Released in early September, featuring Niamh Dune and Sean Og Graham from Beoga on fiddle and accordion and Jon Thorne on double bass, Co. Down singer-songwriter and multi-instrumentalist MATT McGINN offers up lockdown recording ‘Annie (Many Moons Ago)’ (Binlid Records), a slow-paced, piano-backed ballad reflecting on an old relationship that serves as a taster for his follow up to Lessons of War.
Also from Ireland, EOIN GLACKIN releases ‘Before the Rain’ (Good Deeds Music), a fine, piano backed, crowd-shouty chorus, shantyish pub stomper, a song he describes as “an evocative ramble through a world on the brink of change”.

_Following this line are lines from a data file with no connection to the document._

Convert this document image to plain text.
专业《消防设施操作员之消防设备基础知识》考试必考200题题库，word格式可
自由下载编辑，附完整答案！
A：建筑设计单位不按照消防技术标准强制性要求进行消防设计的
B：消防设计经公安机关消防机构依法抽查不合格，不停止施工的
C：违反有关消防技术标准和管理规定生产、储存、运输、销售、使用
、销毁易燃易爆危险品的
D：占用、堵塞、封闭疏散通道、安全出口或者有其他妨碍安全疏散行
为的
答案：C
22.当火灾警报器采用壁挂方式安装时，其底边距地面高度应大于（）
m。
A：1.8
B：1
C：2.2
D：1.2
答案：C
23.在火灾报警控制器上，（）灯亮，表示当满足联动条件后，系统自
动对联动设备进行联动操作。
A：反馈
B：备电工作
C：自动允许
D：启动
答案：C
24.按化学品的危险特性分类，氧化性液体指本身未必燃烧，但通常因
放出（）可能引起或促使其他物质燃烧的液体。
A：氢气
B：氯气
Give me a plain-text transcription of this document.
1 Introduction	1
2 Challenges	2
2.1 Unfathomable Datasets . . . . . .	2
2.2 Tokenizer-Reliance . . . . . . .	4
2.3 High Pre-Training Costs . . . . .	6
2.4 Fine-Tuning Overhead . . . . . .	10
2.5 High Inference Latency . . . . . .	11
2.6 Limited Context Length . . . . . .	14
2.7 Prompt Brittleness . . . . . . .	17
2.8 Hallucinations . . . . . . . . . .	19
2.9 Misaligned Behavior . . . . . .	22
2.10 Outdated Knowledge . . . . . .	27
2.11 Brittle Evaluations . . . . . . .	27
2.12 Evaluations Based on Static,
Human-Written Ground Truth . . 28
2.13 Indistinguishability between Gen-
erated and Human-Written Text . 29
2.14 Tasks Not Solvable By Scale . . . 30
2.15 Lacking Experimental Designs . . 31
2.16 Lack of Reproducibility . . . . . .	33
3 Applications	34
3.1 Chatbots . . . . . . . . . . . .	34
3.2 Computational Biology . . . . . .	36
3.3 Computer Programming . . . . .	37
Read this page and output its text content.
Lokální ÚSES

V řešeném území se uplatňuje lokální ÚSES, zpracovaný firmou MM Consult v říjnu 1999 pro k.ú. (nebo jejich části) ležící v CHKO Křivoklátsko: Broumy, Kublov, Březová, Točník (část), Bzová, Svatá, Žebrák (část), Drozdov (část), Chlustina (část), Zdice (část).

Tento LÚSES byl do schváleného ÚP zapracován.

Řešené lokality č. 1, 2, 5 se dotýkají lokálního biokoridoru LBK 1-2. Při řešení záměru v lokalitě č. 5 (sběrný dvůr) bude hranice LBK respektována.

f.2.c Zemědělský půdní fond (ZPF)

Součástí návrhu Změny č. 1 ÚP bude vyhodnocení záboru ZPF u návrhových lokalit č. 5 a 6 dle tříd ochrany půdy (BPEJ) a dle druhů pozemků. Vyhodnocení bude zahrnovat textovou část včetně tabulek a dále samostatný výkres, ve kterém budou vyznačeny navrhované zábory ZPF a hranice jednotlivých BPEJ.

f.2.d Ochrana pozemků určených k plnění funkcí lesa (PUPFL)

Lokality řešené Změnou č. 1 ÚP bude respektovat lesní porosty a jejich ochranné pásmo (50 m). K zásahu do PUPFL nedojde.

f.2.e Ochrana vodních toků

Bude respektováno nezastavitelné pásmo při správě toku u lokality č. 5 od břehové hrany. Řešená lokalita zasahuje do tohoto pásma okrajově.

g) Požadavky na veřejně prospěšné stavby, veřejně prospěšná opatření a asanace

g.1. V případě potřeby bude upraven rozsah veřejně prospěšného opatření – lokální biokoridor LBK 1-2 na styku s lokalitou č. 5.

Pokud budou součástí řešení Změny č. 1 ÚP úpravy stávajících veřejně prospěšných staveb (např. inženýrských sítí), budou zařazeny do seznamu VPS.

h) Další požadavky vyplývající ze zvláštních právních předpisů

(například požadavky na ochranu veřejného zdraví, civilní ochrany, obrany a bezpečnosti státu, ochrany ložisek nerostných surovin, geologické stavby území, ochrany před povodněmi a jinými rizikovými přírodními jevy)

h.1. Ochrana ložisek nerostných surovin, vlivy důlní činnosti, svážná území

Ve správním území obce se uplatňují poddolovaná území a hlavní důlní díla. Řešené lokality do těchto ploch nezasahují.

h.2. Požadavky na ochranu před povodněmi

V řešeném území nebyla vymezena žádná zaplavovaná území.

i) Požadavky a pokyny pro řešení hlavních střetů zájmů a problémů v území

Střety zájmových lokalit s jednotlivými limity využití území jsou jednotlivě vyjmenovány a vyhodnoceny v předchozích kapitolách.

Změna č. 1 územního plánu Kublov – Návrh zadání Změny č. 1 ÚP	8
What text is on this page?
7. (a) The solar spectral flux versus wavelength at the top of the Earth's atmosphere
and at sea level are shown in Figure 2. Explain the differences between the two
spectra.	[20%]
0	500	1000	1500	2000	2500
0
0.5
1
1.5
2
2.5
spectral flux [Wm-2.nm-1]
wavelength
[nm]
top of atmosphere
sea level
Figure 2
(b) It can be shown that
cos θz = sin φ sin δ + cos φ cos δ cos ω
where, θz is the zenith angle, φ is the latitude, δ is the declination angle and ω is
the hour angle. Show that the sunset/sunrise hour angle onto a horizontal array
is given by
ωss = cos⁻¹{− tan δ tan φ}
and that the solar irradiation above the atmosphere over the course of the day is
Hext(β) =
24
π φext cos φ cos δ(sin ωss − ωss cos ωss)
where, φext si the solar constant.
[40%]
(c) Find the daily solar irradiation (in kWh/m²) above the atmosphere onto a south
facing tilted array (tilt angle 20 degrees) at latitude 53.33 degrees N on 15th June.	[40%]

From her upcoming covers album, …but I’d rather be with you, MOLLY TUTTLE releases her version of ‘She’s A Rainbow’, a song released before she was even conceived. For a Californian she manages to add a creditable London twang to her voice here and there, not to mention some tasty guitar picking.
Her first foray into producing, Danish folk noir songstress IDA WENØE lays the ground for her third album with the delicate and atmospheric strum of ‘One Step’ (Integrity), a metronomic drum beat and spooked clattery percussion that, part inspired by Dostoevsky’s The Idiot, plays as a paean to the innocence of childhood when the world seems so much bigger and your dreams feel magical, where knowing less affords a sense of freedom and innocence.
ANNIE DRESSNER releases ‘Midnight Bus’, the latest single from her upcoming album, Coffee At The Corner Bar. Lovely rolling guitar, piano and organ provide a rich underpinning for the song – perhaps too rich as the vocals get lost towards the end. It works better in the context of the album.